Web.Config ファイルまたは Machine.Config ファイル内で、特定のプロバイダを宣言および構成できます。たとえば、Machine.Config ファイル内の Site Navigation Service セクションと Membership セクションの両方には、defaultProvider 属性があります。この属性の値を変更するだけで、新しい既定のプロバイダをどちらかの種類のサービスに関連付けることができます。

カスタム プロバイダを作成する事も簡単です。各種類のプロバイダには、関連付けられたインターフェイスがあります。カスタム プロバイダを作成するには、そのインターフェイスを実装するだけで済みます。たとえば、メンバシップ サービスに対する新しいプロバイダを実装するには、CreateUser()、DeleteUser()、GetUser() などのメソッドを持つ IMembershipProvider インターフェイスを実装します。

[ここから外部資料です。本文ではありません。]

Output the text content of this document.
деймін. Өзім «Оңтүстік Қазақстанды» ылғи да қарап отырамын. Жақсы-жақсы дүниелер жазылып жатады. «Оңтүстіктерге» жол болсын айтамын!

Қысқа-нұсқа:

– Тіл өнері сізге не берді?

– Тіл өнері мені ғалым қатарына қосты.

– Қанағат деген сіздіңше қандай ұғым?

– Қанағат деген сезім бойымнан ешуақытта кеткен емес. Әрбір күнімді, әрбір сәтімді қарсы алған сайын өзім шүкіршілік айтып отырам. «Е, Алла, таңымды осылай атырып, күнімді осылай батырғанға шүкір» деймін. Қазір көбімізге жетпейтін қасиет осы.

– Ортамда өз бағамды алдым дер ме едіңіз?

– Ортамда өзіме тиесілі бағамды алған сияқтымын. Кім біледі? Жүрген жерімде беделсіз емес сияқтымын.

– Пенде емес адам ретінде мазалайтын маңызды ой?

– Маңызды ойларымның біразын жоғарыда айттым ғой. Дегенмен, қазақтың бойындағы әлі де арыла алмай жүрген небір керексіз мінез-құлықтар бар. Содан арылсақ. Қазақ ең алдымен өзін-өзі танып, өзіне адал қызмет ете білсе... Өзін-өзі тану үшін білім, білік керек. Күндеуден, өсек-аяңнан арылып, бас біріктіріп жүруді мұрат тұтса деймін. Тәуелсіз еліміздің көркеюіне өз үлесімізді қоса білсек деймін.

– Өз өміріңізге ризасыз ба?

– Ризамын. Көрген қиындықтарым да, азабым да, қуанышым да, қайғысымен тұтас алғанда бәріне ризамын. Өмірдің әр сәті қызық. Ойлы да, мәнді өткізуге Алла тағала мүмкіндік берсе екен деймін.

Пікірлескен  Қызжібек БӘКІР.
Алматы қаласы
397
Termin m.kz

新しいプロバイダ モデルによって、ASP.NET の基盤となる基礎機能が非常にカスタマイズしやすくなります。提供されている高度な機能を犠牲にすることなく、開発者の要求を満たすように、データの表示方法および格納方法を変更できます。

まとめ 

ASP.NET 2.0 により、従来より強力で、安定し、スケーラビリティが向上した Web アプリケーションを構築できるようになります。45 個を超える新しいコントロールにより、ASP.NET 2.0 では、従来より強力な Web サイトを従来より少ないコードで構築できます。Web サイトを管理するための新しいツールを使用して、ASP.NET では、従来より信頼性の高い Web サイトを構築できます。キャッシングの新機能により、ASP.NET では、顧客の要求に対応できるスケーラビリティを持つ Web サイトを構築できます。ASP.NET 2.0 では、すばらしい Web サイトを構築するために必要なあらゆるツールが提供されます。